1961, baie des Cochons, défaite des USA à Cuba

Il y a cinquante ans se produisait à Cuba un événement d’une portée immense, non seulement pour les peuples sud américains mais pour l’ensemble de ceux qui se battaient, qui se battent toujours pour leur souveraineté et leur droit d’instaurer le régime de leur choix. Comme les jeunes générations de notre pays l’ignorent, il est nécessaire de leur faire connaitre- il faut aussi rafraîchir les mémoires courtes de ceux qui se proclamaient alors révolutionnaires - car nos médias nationaux ne font pas état de cet événement qui marqua l’histoire de l’ile. Nous reproduisons ci-dessous un article de Hernando Calvo Ospina publié par le MD à l’occasion de cet anniversaire mémorable :

Mettre un terme à la révolution cubaine, qui vient de triompher le 1er janvier 1959 : l’objectif est très vite devenu prioritaire pour Washington. Dans son ouvrage de référence, Haines Johnson rapporte : « le 17 mars 1960, le président Eisenhower accorda à la Central Intelligence Agency (CIA) l’autorisation d’organiser, d’entrainer et d’équiper des réfugiés cubains pour constituer une force anticastriste  » [1]. Pour cela expliqua Tim Weiner, lauréat du prix Pulitzer, la CIA recrute ceux-là mêmes qui ont renversé le gouvernement ( de Jacob Arnenz) au Guatemala [2]en 1954.
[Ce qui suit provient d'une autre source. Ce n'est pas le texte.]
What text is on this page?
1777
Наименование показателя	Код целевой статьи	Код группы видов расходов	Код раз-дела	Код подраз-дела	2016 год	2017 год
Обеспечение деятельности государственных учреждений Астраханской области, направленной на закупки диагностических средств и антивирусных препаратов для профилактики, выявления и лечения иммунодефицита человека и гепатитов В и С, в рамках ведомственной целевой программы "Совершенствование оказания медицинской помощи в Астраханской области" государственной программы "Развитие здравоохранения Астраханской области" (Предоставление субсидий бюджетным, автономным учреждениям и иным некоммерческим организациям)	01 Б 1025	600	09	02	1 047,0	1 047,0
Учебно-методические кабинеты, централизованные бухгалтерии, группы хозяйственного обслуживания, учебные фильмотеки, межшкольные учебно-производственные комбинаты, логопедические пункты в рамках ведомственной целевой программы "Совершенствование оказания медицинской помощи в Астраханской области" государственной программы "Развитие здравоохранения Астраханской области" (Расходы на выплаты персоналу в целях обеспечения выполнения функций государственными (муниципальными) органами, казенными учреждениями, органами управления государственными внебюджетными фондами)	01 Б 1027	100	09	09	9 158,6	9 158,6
Le 3 janvier 1961, Dwight David Eisenhower rompt les relations avec la Havane. Le 20, John Fitzgerald Kennedy le remplace à la Maison Blanche. L’un des premiers ordres qu’il donne est d’accélérer les préparatifs de l’invasion – tout en répétant publiquement qu’aucune agression ne sera lancée contre l’île des Caraïbes. Mais le projet n’est plus un secret. « L’invasion devait avoir lieu et à Cuba, tout le monde le savait. De Fidel Castro jusqu’au plus humble guajiro (paysan) dans les champs.  » Observe Johnson. Qui poursuit : « Moscou et Pékin demandent instamment à Washington de ne pas passer à l’acte, tandis qu’à Londres comme à Paris, à Bonn comme à Rome, une tension extraordinaire apparaît et ne cesse de monter. Le monde entier s’interroge, les yeux tournés vers Cuba »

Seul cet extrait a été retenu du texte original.